The employee exit interview is an opportunity to receive feedback on the employee’s role, experience, and the company as a whole. So, exit interview questions may vary depending on the information you want to learn. 

Examples of what to ask in an exit interview include:

  • What led to your decision to leave the company?
  • What is some feedback you would like to give regarding management?
  • How can the company improve?
  • Do you feel that you received adequate, beneficial training and development?
  • Can you tell me about a time when you felt proud of your work?
  • How accurately was your job explained to you before you were hired?
  • Was the workload reasonable or unreasonable for your position, and why or why not?

Pay careful attention to the answers the employee gives. And, ask if you can share the feedback with the appropriate parties. After all, the exit interview should be a confidential meeting. 

6. Review the feedback

After the exit interview, take time to sit and review the information the employee gave. Use the feedback to consider ways you can improve. 

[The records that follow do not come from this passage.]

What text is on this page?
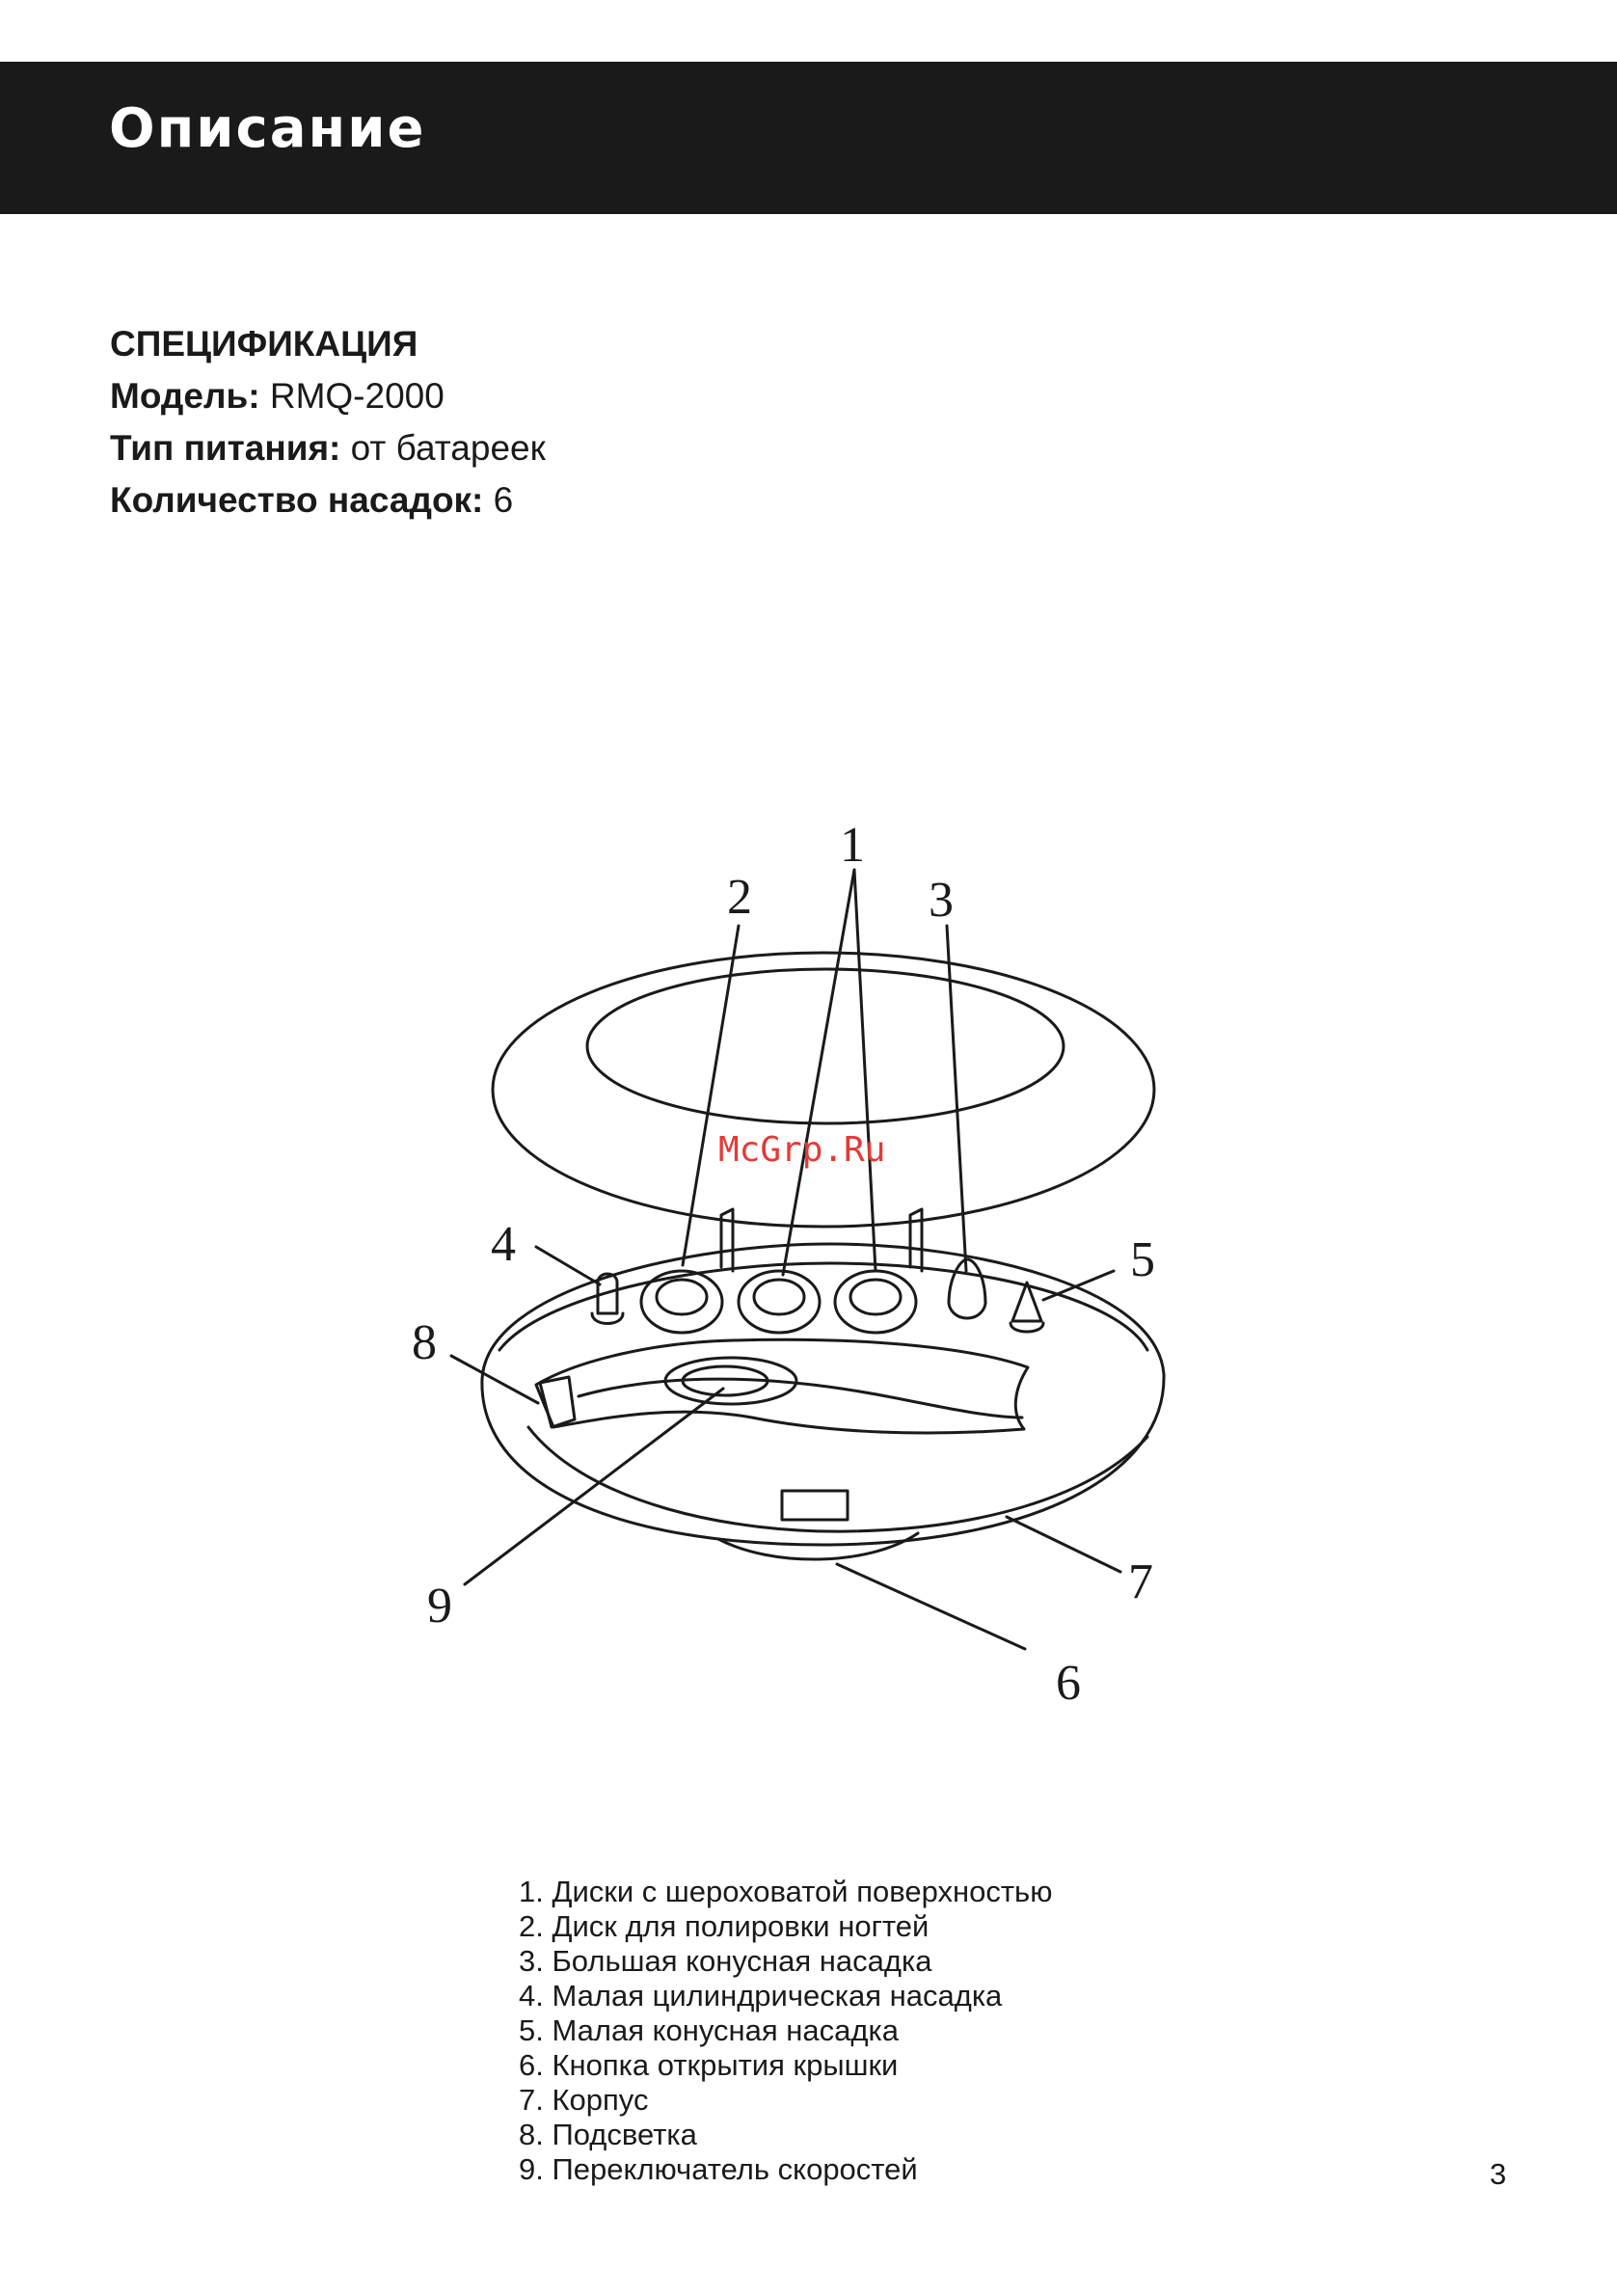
Описание
СПЕЦИФИКАЦИЯ
Модель: RMQ-2000
Тип питания: от батареек
Количество насадок: 6
McGrp.Ru
1
2	3
4	5
6
7
8
9
1. Диски с шероховатой поверхностью
2. Диск для полировки ногтей
3. Большая конусная насадка
4. Малая цилиндрическая насадка
5. Малая конусная насадка
6. Кнопка открытия крышки
7. Корпус
8. Подсветка
9. Переключатель скоростей	3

Did the employee identify work that was not included in the job description that you can add for future listings? How can you use the information to improve training for current employees? Was there specific feedback regarding management or the company’s culture? Ask yourself these types of questions to identify how your business can improve. 

After reviewing the feedback (especially if you did not conduct the interview), it’s time for the final step…

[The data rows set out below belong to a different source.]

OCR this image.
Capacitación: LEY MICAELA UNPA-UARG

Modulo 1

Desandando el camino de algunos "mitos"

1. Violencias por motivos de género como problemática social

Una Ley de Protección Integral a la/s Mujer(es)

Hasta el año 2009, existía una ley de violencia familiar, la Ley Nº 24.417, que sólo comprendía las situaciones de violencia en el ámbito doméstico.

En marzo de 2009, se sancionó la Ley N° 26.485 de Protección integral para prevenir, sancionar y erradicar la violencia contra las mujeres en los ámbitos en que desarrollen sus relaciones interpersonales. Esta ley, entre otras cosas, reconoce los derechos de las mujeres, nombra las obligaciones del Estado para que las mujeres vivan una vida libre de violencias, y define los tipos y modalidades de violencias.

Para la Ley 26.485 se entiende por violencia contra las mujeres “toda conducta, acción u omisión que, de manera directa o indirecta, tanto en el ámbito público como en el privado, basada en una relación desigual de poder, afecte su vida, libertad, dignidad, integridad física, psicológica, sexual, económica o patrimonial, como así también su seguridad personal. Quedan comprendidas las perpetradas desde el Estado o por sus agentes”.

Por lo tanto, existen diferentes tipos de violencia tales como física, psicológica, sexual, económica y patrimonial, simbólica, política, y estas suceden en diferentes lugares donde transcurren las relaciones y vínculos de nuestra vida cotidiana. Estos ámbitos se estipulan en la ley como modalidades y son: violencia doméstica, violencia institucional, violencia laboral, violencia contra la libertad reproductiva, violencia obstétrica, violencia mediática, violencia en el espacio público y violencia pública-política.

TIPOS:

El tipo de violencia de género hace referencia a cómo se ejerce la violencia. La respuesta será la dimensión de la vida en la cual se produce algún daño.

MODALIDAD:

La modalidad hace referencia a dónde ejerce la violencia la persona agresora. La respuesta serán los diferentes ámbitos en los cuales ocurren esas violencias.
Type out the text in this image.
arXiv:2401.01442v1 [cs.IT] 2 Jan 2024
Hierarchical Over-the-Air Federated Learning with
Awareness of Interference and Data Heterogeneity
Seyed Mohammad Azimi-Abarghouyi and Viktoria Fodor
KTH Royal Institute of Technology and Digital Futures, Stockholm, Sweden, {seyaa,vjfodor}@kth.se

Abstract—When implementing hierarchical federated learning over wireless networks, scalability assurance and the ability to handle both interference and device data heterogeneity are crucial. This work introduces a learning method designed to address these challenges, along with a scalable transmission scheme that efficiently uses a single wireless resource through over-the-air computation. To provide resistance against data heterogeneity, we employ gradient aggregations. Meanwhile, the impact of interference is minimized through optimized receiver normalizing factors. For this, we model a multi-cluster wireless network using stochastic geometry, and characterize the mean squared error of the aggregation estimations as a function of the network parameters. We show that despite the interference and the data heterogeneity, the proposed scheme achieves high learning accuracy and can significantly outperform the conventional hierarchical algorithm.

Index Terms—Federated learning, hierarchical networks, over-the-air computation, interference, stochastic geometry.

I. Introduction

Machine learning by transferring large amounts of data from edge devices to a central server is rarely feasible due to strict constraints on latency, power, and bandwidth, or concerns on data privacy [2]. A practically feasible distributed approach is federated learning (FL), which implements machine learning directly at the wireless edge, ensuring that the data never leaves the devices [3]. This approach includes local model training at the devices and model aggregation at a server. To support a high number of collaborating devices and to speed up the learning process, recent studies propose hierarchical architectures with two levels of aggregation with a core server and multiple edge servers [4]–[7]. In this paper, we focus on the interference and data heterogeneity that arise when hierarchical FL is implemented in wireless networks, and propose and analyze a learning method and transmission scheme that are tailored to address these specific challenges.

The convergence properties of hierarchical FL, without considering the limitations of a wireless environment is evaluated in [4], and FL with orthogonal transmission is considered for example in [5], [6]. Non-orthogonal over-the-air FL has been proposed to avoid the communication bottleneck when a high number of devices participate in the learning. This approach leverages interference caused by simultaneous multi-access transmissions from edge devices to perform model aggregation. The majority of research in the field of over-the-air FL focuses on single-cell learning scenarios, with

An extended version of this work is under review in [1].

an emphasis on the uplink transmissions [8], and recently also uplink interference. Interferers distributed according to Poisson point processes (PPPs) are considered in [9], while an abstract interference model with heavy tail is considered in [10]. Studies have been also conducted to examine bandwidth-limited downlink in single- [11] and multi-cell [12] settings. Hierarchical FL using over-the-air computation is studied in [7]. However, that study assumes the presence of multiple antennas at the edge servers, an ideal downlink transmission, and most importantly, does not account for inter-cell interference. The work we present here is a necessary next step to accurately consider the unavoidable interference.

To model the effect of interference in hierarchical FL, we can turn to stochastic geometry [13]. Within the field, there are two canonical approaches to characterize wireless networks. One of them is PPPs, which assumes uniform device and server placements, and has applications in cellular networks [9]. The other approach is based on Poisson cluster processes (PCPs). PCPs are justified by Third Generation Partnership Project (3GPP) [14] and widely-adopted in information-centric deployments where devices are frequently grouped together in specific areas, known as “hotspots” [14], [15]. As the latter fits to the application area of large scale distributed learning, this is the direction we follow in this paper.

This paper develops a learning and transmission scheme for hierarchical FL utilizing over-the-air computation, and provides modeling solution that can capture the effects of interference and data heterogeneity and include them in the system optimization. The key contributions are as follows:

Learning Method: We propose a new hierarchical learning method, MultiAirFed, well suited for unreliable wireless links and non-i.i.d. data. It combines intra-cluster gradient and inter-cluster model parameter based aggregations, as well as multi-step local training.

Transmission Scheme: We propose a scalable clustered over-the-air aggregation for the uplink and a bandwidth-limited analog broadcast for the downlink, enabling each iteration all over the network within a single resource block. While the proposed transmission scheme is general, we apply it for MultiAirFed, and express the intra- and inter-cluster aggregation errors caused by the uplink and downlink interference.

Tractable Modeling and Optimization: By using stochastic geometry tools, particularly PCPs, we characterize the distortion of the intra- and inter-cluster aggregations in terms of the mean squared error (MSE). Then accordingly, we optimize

7. Discuss feedback with the appropriate parties

When employees leave your business, you can share the employee’s feedback with management, if the employee gives permission. You can use the feedback to address any concerns the employee had regarding their supervision or management. 

And, you may choose to discuss the feedback with your management team to create new practices or change up employee training. 

Even if you do not discuss the specifics in the employee exit interview, you may discuss ways to build upon what you learned. For example, an employee may say that they felt they did not train frequently enough. So, you use that feedback to work with management to work in more training opportunities for employees.